In looking at APIs needed for open education, discoverability is important, but making publishing easier is important, too. We need to close the loop so that we stop losing the remixed work externally. That’s where SWORD comes in. V2.

Why SWORD V2 for OER? It has support for workflow. The things being targeted are live edited objects, versioned. Those versions need to be permanent so that changes are nondestructive. Adapting, translating, deriving are great, but associating them with common objects helps tie it all together.

OERPub extends SWORD V2. It clarifies and adds specificity to metadata. Specificity is required for showing the difference between versions and derivatives, specifically. And documentation is improved. Default values, repository controlled and auto-generated values are all documented. Precedents have been made clear, that’s it.

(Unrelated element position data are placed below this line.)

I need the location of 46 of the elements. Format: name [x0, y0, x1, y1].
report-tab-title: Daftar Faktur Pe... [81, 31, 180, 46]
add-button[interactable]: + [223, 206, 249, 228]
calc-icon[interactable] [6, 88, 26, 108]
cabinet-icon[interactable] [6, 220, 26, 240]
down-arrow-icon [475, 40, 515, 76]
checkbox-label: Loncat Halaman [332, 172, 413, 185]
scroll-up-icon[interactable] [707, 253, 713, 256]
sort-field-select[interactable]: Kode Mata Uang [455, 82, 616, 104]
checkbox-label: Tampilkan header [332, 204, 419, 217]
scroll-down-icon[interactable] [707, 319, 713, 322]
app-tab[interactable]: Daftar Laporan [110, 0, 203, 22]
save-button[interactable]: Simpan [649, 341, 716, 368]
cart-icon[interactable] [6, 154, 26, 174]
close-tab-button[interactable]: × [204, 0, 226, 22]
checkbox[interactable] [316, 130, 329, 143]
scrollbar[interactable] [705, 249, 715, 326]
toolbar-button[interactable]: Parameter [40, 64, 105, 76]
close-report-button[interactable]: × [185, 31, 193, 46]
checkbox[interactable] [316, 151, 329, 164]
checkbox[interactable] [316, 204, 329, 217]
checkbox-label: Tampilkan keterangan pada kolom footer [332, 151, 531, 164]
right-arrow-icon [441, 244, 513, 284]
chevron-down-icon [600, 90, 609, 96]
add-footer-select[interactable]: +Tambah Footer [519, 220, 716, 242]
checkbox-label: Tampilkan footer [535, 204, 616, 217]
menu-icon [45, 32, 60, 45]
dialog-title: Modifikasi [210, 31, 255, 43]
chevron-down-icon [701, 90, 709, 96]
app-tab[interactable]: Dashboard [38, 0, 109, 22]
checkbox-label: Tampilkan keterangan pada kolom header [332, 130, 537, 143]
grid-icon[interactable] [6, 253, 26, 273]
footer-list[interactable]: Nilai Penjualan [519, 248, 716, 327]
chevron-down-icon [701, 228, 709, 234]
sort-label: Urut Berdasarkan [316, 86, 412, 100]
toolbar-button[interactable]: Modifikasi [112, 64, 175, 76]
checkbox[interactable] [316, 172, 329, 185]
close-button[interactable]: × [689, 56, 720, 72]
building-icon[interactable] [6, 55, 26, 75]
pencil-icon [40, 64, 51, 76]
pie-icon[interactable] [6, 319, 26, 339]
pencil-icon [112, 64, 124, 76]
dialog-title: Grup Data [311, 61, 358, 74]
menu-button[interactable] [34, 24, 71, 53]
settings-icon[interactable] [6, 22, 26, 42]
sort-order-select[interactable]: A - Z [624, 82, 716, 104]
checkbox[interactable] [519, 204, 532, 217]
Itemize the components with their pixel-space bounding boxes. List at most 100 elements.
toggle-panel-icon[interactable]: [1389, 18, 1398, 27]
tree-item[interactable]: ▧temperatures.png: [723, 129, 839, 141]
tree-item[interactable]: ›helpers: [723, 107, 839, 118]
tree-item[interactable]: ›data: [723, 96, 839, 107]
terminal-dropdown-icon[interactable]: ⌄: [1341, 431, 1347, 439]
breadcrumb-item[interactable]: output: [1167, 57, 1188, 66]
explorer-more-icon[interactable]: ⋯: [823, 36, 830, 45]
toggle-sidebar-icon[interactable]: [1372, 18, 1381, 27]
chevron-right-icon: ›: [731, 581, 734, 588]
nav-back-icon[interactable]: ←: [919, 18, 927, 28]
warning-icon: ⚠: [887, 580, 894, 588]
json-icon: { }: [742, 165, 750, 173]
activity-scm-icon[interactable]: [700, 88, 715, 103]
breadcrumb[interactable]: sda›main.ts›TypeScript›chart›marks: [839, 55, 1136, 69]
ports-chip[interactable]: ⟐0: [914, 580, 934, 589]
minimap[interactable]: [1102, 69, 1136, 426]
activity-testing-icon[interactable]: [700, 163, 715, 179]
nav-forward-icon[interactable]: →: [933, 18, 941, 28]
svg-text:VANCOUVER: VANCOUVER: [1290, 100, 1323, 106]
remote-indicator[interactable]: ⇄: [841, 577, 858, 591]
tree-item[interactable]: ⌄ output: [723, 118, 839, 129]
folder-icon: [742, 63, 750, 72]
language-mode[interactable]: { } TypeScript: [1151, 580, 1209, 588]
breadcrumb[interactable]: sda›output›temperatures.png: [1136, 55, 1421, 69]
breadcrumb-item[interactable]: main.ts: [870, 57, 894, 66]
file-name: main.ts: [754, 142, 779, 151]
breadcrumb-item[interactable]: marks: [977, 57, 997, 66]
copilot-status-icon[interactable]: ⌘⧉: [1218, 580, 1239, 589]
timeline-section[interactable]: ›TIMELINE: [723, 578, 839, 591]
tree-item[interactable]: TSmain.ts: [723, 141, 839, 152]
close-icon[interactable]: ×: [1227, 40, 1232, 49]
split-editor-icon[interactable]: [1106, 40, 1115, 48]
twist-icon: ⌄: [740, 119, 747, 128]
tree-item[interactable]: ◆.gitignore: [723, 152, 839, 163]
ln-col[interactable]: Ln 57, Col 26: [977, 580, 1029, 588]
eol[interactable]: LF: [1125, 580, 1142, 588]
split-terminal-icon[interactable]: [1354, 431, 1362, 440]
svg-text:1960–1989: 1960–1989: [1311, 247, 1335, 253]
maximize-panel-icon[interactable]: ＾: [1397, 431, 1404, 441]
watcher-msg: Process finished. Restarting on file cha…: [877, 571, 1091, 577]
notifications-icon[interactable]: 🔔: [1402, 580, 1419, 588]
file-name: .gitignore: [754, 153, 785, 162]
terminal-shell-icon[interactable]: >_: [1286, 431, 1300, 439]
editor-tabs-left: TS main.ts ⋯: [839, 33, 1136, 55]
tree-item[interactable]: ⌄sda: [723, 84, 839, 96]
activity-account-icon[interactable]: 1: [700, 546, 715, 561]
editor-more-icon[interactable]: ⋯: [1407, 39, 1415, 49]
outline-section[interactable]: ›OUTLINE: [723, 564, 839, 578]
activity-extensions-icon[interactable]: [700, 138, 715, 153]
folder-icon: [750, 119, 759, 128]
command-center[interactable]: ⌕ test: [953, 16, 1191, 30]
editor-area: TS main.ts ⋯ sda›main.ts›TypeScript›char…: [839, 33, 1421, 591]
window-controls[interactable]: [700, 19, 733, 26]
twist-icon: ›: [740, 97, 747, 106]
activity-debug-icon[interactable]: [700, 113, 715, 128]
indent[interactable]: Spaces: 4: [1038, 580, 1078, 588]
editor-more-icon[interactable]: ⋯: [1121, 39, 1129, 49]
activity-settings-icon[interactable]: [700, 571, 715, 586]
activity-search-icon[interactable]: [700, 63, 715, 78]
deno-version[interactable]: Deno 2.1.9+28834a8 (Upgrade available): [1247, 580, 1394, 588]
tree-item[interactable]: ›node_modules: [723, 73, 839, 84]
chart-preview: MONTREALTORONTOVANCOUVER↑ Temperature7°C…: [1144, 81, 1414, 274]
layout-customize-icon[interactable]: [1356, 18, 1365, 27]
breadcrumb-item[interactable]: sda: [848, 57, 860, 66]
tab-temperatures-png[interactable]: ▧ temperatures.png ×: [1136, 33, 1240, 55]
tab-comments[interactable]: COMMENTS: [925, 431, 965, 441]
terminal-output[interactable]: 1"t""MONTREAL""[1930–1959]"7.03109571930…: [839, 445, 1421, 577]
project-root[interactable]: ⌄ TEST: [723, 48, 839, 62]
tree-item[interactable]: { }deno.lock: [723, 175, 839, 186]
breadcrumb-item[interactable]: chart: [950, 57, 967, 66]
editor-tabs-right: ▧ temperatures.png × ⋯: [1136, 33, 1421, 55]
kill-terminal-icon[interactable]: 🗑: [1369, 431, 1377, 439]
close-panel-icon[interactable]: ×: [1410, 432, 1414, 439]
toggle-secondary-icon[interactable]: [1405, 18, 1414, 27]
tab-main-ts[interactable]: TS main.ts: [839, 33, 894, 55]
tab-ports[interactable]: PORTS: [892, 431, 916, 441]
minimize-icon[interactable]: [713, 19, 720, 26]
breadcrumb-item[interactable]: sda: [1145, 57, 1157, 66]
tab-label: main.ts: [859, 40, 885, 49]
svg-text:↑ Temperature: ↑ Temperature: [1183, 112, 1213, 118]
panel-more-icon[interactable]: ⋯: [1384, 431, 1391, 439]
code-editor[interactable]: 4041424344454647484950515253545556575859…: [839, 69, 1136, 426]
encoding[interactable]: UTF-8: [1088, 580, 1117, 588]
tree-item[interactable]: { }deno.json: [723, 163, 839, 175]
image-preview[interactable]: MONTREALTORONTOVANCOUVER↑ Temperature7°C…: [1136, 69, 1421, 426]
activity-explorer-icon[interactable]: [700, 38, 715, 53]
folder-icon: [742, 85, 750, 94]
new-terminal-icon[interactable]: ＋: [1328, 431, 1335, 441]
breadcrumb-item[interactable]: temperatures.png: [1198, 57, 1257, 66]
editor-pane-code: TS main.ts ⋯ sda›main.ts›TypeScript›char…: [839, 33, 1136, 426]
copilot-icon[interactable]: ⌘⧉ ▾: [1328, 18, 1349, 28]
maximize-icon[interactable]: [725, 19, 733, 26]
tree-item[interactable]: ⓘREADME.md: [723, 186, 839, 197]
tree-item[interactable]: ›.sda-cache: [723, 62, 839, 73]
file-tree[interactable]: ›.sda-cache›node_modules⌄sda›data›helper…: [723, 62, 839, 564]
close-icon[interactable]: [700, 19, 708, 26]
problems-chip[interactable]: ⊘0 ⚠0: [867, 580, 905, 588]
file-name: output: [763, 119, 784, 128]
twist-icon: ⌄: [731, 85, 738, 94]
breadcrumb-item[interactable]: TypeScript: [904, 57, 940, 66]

OERPub also merges semantics header for PUT. It simplifies what’s going on. Also added a section on Transforms under packaging. If a repository will transform content, it has a space to explain its actions. It provides error handling improvements, particularly elaboration on things like transform and deposit fails.

This is the first tool to submit to Connexions from outside of Connexions.

Lessons learned? Specification detail was great. Good to model on top of and save work. Bug fixes also lead the project away from multiple metadata specifications – otherwise bugs will come up. Learned that you always need a deposit receipt, which is normally optional. Finally, auto-discovery – this takeaway suggests a protocol for accessing and editing public item URLs.

A client was built to work with this – a transform tool to remixable format in very clean HTML, fed into Connexions, and pushed to clients on various devices. A college chemistry textbook was already created using this client. And a developer sprint got three new developers fixing three bugs in a day – two hours to get started. This is really enabling people to get involved.

Many potential future uses are cropping up. And all this fits into curation and preservation – archival of academic outputs as an example.

Q: Instead of PUT, should you be using PATCH?

A: Clients aren’t likely to not know repositories, but it is potentially dangerous to ignore headers. Other solutions will be looked at.

Q: One lesson learned was to avoid multiple ways of specifying metadata. What ways?

A: DublinCore fields with attributes and added containers. That caused errors. XML was mixed in, but we had to eventually specify exactly which we wanted.